Conservatives, it’s up to us to remember our principles. If we truly are supporters of limited government, less overreach, and balanced budgets, we have to put aside the Republican title we usually associate with and stand against the GOP when necessary-and lately, it seems like it will be necessary for a while. Don’t forget-we usually like to say “I’m conservative first.”

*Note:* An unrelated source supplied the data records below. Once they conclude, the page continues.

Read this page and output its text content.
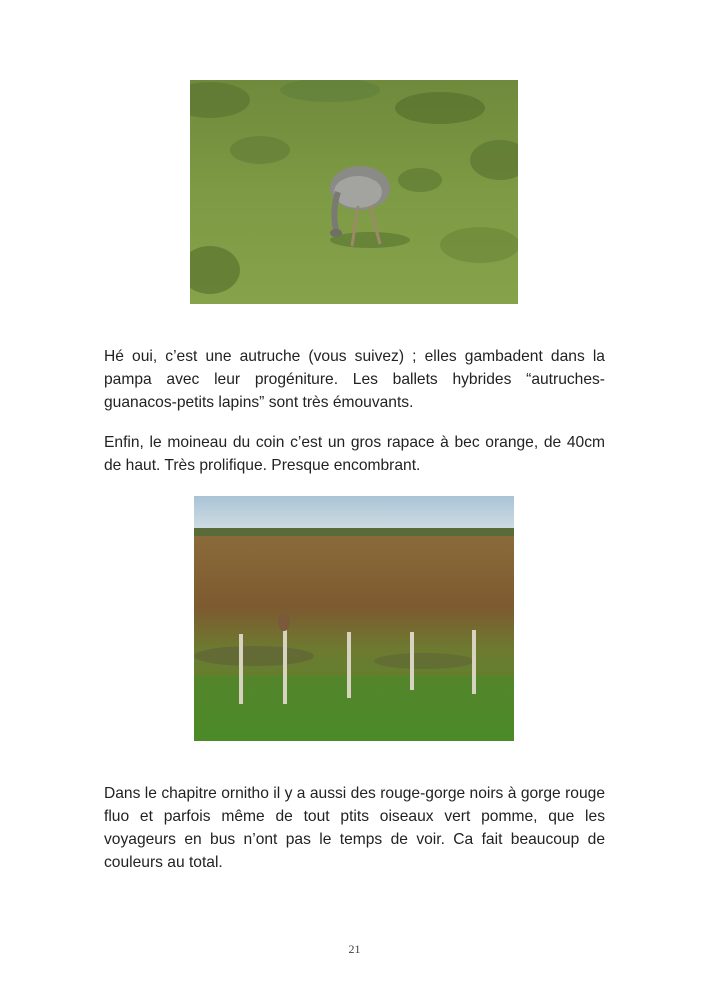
Hé oui, c’est une autruche (vous suivez) ; elles gambadent dans la pampa avec leur progéniture. Les ballets hybrides “autruches-guanacos-petits lapins” sont très émouvants.

Enfin, le moineau du coin c’est un gros rapace à bec orange, de 40cm de haut. Très prolifique. Presque encombrant.

Dans le chapitre ornitho il y a aussi des rouge-gorge noirs à gorge rouge fluo et parfois même de tout ptits oiseaux vert pomme, que les voyageurs en bus n’ont pas le temps de voir. Ca fait beaucoup de couleurs au total.

21
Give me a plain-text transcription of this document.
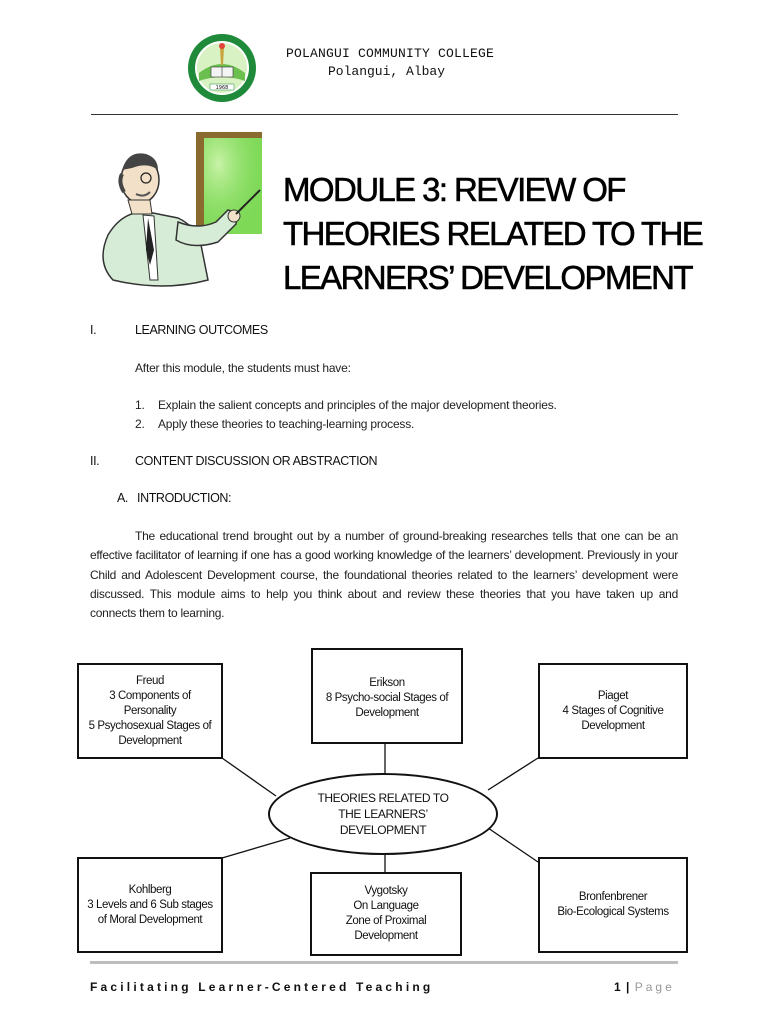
1968
POLANGUI COMMUNITY COLLEGE
Polangui, Albay
MODULE 3: REVIEW OF
THEORIES RELATED TO THE
LEARNERS’ DEVELOPMENT
I.	LEARNING OUTCOMES
After this module, the students must have:
1. Explain the salient concepts and principles of the major development theories.
2. Apply these theories to teaching-learning process.
II.	CONTENT DISCUSSION OR ABSTRACTION
A. INTRODUCTION:
The educational trend brought out by a number of ground-breaking researches tells that one can be an effective facilitator of learning if one has a good working knowledge of the learners’ development. Previously in your Child and Adolescent Development course, the foundational theories related to the learners’ development were discussed. This module aims to help you think about and review these theories that you have taken up and connects them to learning.
Freud
3 Components of
Personality
5 Psychosexual Stages of
Development
Erikson
8 Psycho-social Stages of
Development
Piaget
4 Stages of Cognitive
Development
THEORIES RELATED TO
THE LEARNERS’
DEVELOPMENT
Kohlberg
3 Levels and 6 Sub stages
of Moral Development
Vygotsky
On Language
Zone of Proximal
Development
Bronfenbrener
Bio-Ecological Systems
Facilitating Learner-Centered Teaching	1 | Page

Which brings me to the new Republican government under the 115th Congress and President Trump: in the few weeks that they have held power, the Republican controlled Congress, now able to pass spending cuts to reduce the debt and deficit, introduced a budget resolution that would increase the debt $9.7 Trillion over 10 years. Additionally, Senator Rand Paul’s budget, which would balance the budget and repeal the Affordable Care Act, received a mere 14 votes (including Louisiana’s new Senator, John Kennedy and a “Who’s Who” of conservatives like Ted Cruz, Mike Lee, Marco Rubio, Tim Scott and Ben Sasse). Senators Bill Cassidy and Susan Collins introduced an Obamacare replacement idea that was widely panned. Larry Levitt of the nonpartisan healthcare think tank Kaiser Family Foundation said the bill would keep a majority of the ACA intact. The right was promised more fiscal conservatism and a full repeal and replacement of Obamacare. So far, I’m worried.

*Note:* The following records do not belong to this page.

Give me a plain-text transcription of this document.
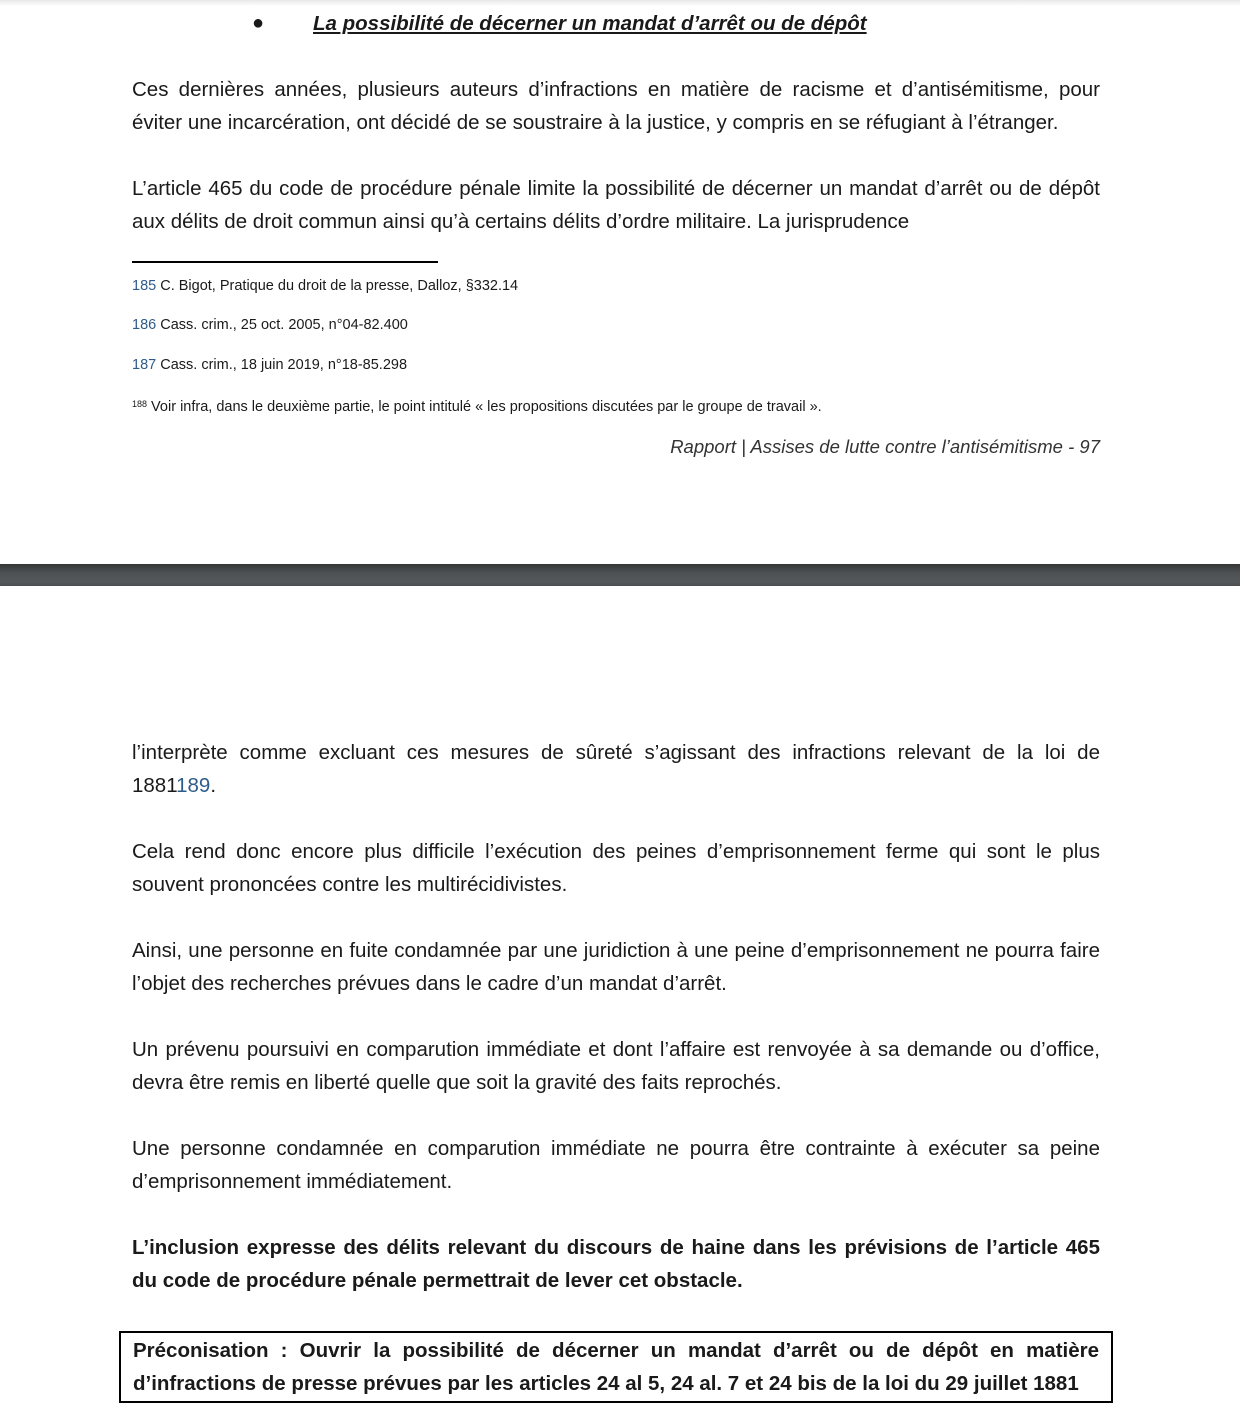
● La possibilité de décerner un mandat d’arrêt ou de dépôt
Ces dernières années, plusieurs auteurs d’infractions en matière de racisme et d’antisémitisme, pour éviter une incarcération, ont décidé de se soustraire à la justice, y compris en se réfugiant à l’étranger.
L’article 465 du code de procédure pénale limite la possibilité de décerner un mandat d’arrêt ou de dépôt aux délits de droit commun ainsi qu’à certains délits d’ordre militaire. La jurisprudence
185 C. Bigot, Pratique du droit de la presse, Dalloz, §332.14
186 Cass. crim., 25 oct. 2005, n°04-82.400
187 Cass. crim., 18 juin 2019, n°18-85.298
$^{188}$ Voir infra, dans le deuxième partie, le point intitulé « les propositions discutées par le groupe de travail ».
Rapport | Assises de lutte contre l’antisémitisme - 97
l’interprète comme excluant ces mesures de sûreté s’agissant des infractions relevant de la loi de 1881189.
Cela rend donc encore plus difficile l’exécution des peines d’emprisonnement ferme qui sont le plus souvent prononcées contre les multirécidivistes.
Ainsi, une personne en fuite condamnée par une juridiction à une peine d’emprisonnement ne pourra faire l’objet des recherches prévues dans le cadre d’un mandat d’arrêt.
Un prévenu poursuivi en comparution immédiate et dont l’affaire est renvoyée à sa demande ou d’office, devra être remis en liberté quelle que soit la gravité des faits reprochés.
Une personne condamnée en comparution immédiate ne pourra être contrainte à exécuter sa peine d’emprisonnement immédiatement.
L’inclusion expresse des délits relevant du discours de haine dans les prévisions de l’article 465 du code de procédure pénale permettrait de lever cet obstacle.
Préconisation : Ouvrir la possibilité de décerner un mandat d’arrêt ou de dépôt en matière d’infractions de presse prévues par les articles 24 al 5, 24 al. 7 et 24 bis de la loi du 29 juillet 1881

On the executive branch side, we’ve heard nearly non-stop coverage of President Trump signing executive order after executive order. Sure, most of them are the policies that Republicans dream about-from moving forward with Keystone XL, to defunding International Planned Parenthood, to building the wall (he still says Mexico will be reimbursing us). Remember, however, how the right decried the Obama executive orders over the years? Why is it OK now? Is it because we like what he’s doing with them? What happens if we ignore the precedent he’s setting and he begins issuing orders we don’t like?

Julian Assange was once called a traitor by the right-with people like Sean Hannity calling for his arrest. Now that Assange has released DNC emails during the election, a move which could have seriously hurt Hillary Clinton’s chances, some on the right, Hannity included, consider him a hero. The hypocrisy doesn’t end there – the same people who are joyful over Wikileaks and Assange’s work in 2016 are up in arms about Bradley/Chelsea Manning’s sentence commutation in the last week of the Obama administration, calling him/her a traitor and demanding a reversal of the decision by former President Obama.

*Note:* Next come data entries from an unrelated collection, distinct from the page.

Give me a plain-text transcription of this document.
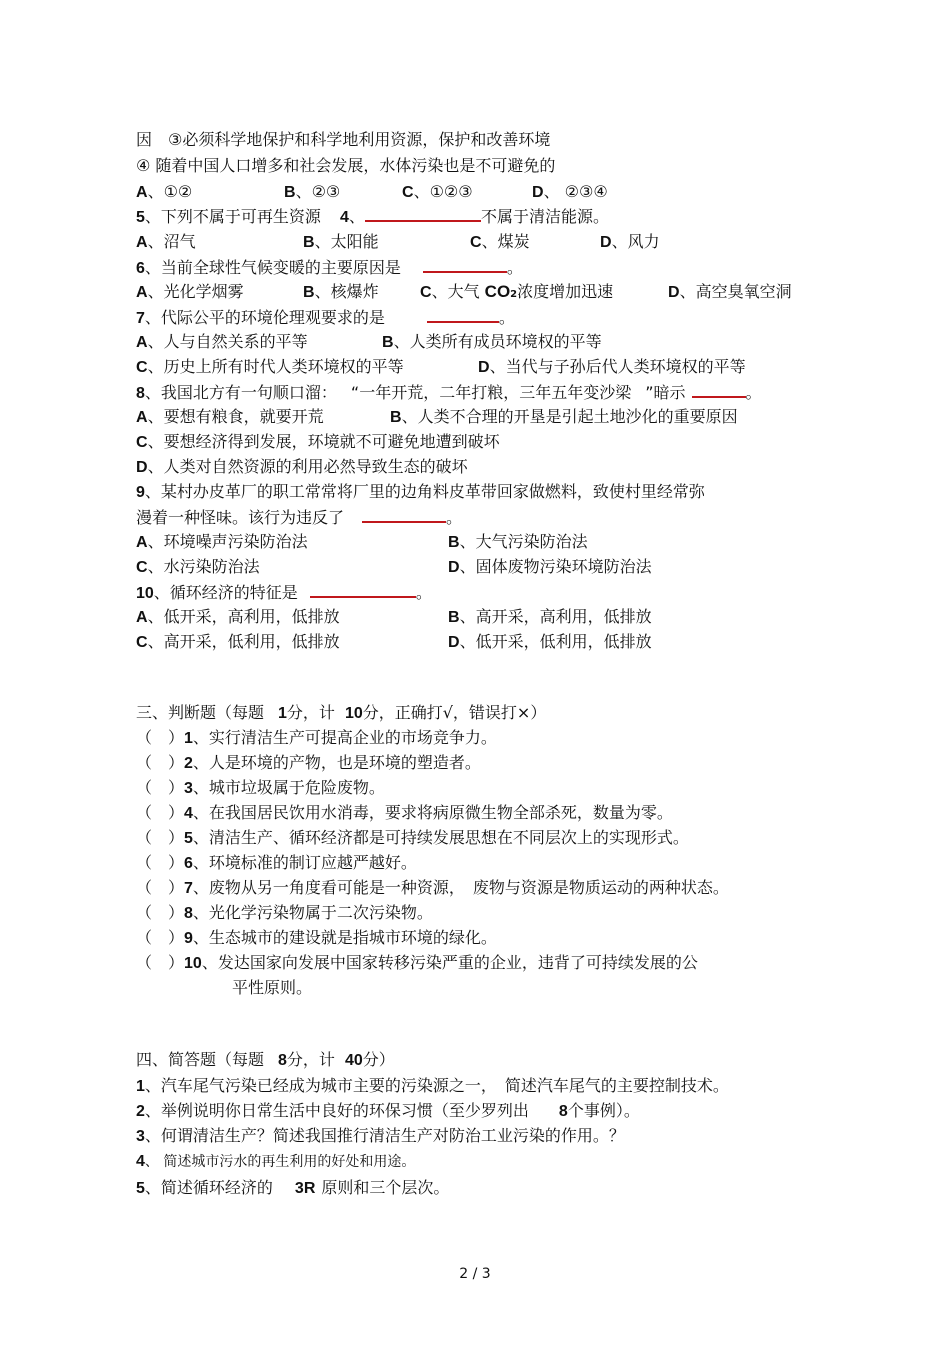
因　③必须科学地保护和科学地利用资源，保护和改善环境
④ 随着中国人口增多和社会发展，水体污染也是不可避免的
A、①②	B、②③	C、①②③	D、 ②③④
5、下列不属于可再生资源 4、	不属于清洁能源。
A、沼气	B、太阳能	C、煤炭	D、风力
6、当前全球性气候变暖的主要原因是	。
A、光化学烟雾	B、核爆炸	C、大气 CO2浓度增加迅速	D、高空臭氧空洞
7、代际公平的环境伦理观要求的是	。
A、人与自然关系的平等	B、人类所有成员环境权的平等
C、历史上所有时代人类环境权的平等	D、当代与子孙后代人类环境权的平等
8、我国北方有一句顺口溜： “一年开荒，二年打粮，三年五年变沙梁 ”暗示	。
A、要想有粮食，就要开荒	B、人类不合理的开垦是引起土地沙化的重要原因
C、要想经济得到发展，环境就不可避免地遭到破坏
D、人类对自然资源的利用必然导致生态的破坏
9、某村办皮革厂的职工常常将厂里的边角料皮革带回家做燃料，致使村里经常弥
漫着一种怪味。该行为违反了	。
A、环境噪声污染防治法	B、大气污染防治法
C、水污染防治法	D、固体废物污染环境防治法
10、循环经济的特征是	。
A、低开采，高利用，低排放	B、高开采，高利用，低排放
C、高开采，低利用，低排放	D、低开采，低利用，低排放
三、判断题（每题 1分，计 10分，正确打√，错误打×）
（　）1、实行清洁生产可提高企业的市场竞争力。
（　）2、人是环境的产物，也是环境的塑造者。
（　）3、城市垃圾属于危险废物。
（　）4、在我国居民饮用水消毒，要求将病原微生物全部杀死，数量为零。
（　）5、清洁生产、循环经济都是可持续发展思想在不同层次上的实现形式。
（　）6、环境标准的制订应越严越好。
（　）7、废物从另一角度看可能是一种资源，　废物与资源是物质运动的两种状态。
（　）8、光化学污染物属于二次污染物。
（　）9、生态城市的建设就是指城市环境的绿化。
（　）10、发达国家向发展中国家转移污染严重的企业，违背了可持续发展的公
平性原则。
四、简答题（每题 8分，计 40分）
1、汽车尾气污染已经成为城市主要的污染源之一，　简述汽车尾气的主要控制技术。
2、举例说明你日常生活中良好的环保习惯（至少罗列出 8个事例）。
3、何谓清洁生产？简述我国推行清洁生产对防治工业污染的作用。？
4、 简述城市污水的再生利用的好处和用途。
5、简述循环经济的 3R 原则和三个层次。
2 / 3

In 2009, the Democrat-controlled government passed the massive stimulus bill to the tune of $831 billion. The bill was opposed by most Republicans, and American Issues Project ran an ad that noted if $1 million was spent every day from the birth of Christ to present day, it still wouldn’t add up to the massive stimulus bill. However, President Trump proposed a $1 trillion infrastructure plan during the campaign, praised by several Republicans (although it appears that the actual plan will fall short of that amount and may call on private dollars for the projects being targeted by the administration).

Allow me to be frank: it’s OK to criticize President Trump, conservatives. It’s OK to criticize the Republican Congress. Doing so will not embolden Democrats and lead them to a wave of victory in the 2018 midterms – in fact, I’d argue the opposite. If we do not hold Republicans to the promises they made – reducing government, restoring fiscal sanity, repealing Obamacare and replacing it with a free market solution, and appointing truly originalist judges to the Supreme Court – we will allow Democrats to take over in 2018 and possibly 2020. President Trump is not perfect, and the idea that any criticism of him is a betrayal of party and country is absurd. When he starts overreaching in his role as President, a position that was intended to be weak at its creation by the founders, or signing unbalanced budgets, or shying away from free market principles, or, yes, attacking free trade, we must stand up to him.

If we want to be better than the left, we have to stop allowing our side to get away with double standards. We have to stop being social media warriors when a Republican politician is less than pleased with what the President or Congress is doing. We have to hold their feet to the fire and do so publicly. I promise, doing so does not equate to being a traitor – on the contrary, it’s patriotic. Which title means more to us: conservative or Republican?